JSON logs should be stable enough for both portal-view rendering and Splunk searches. Recommended fields include:

FieldMeaning
timestampevent time in UTC
levelERROR, WARN, INFO, DEBUG, or TRACE
targetRust module or logical component
fields.messagehuman message
fields.servicelogical service name, such as light-gateway
fields.instance_idruntime instance, when known
fields.host_idtenant/host context, when safe to log
fields.correlation_idcross-service request correlation
fields.request_idrequest identifier
fields.methodHTTP method, when applicable
fields.pathrequest path without sensitive query string
fields.statusresponse or operation status
fields.elapsed_msoperation duration

Sensitive values must not be logged in either format. This includes tokens, API keys, session cookies, full authorization headers, raw secrets, and request or response payload fields that may contain PII.

Implementation Notes

Use tracing_subscriber as the formatting boundary. The JSON format requires the json feature:

tracing-subscriber = { version = "0.3", features = ["env-filter", "fmt", "json"] }

File output should use tracing_appender:

tracing-appender = "0.2"

If non-blocking file output is used, the returned WorkerGuard must be kept alive until process shutdown so buffered log lines are flushed.
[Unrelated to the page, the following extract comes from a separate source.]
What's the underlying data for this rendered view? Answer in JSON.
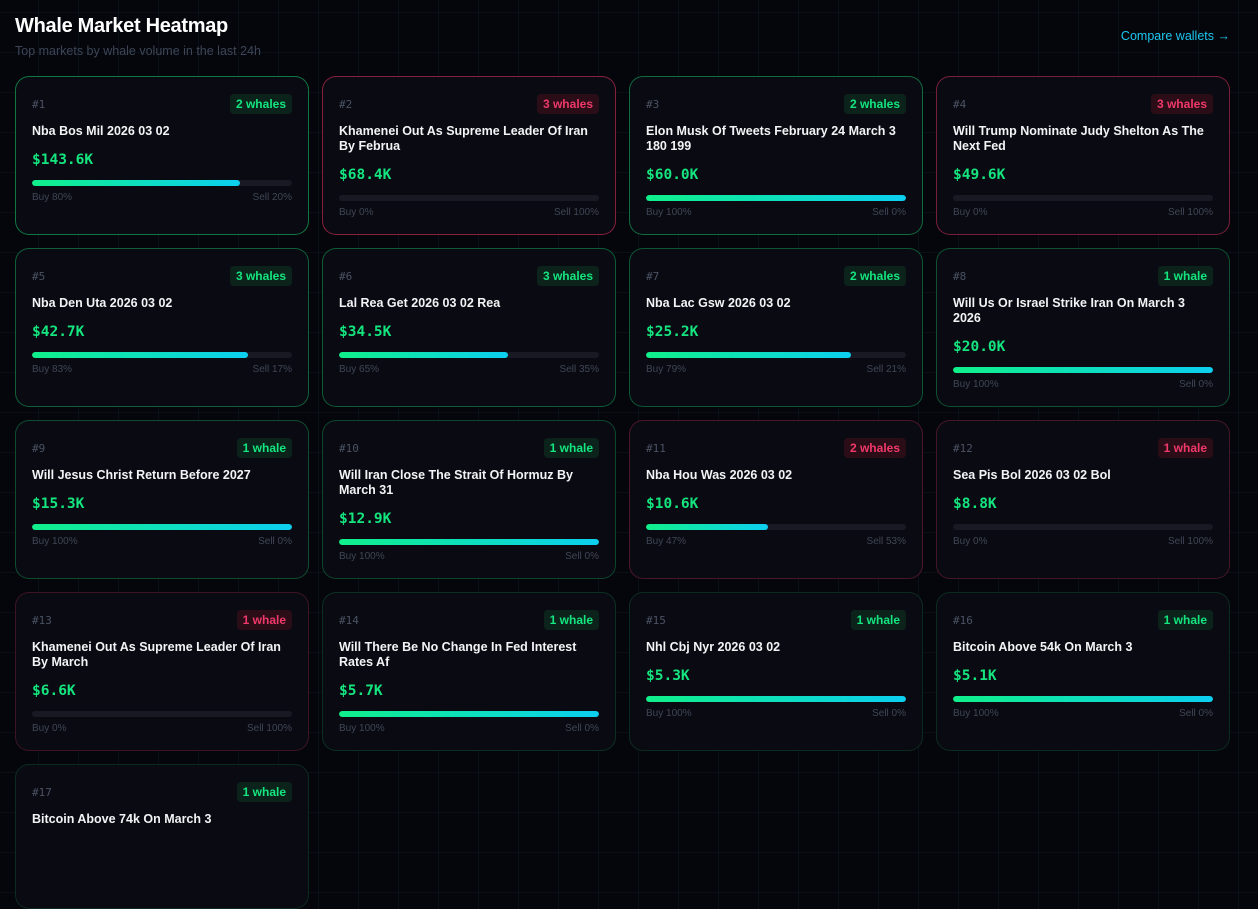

The implementation should move per-binary init_tracing() logic into a shared runtime helper so light-gateway, light-agent, light-workflow, and light-deployer expose the same behavior.

For dynamic filtering, the shared helper should:

  1. Build the initial EnvFilter from RUST_LOG, logging.filter, or the service default.
  2. Install the filter through tracing_subscriber::reload.
  3. Keep the reload handle in a LoggingControl value.
  4. Register a reloadable module named runtime/logging with ModuleRegistry.
  5. Add runtime MCP handlers for get_logging_filter and set_logging_filter.
  6. Reject invalid filter expressions before swapping the active filter.

Recommendation

Start with configurable single-stream console output:

  • default LIGHT_LOG_FORMAT=text
  • production/Splunk option LIGHT_LOG_FORMAT=json
  • portal-view JSON parsing and human-friendly rendering
  • no direct Splunk dependency in the application

Add dual-sink JSON file output only for customers who cannot change the console stream to JSON but still require structured Splunk ingestion.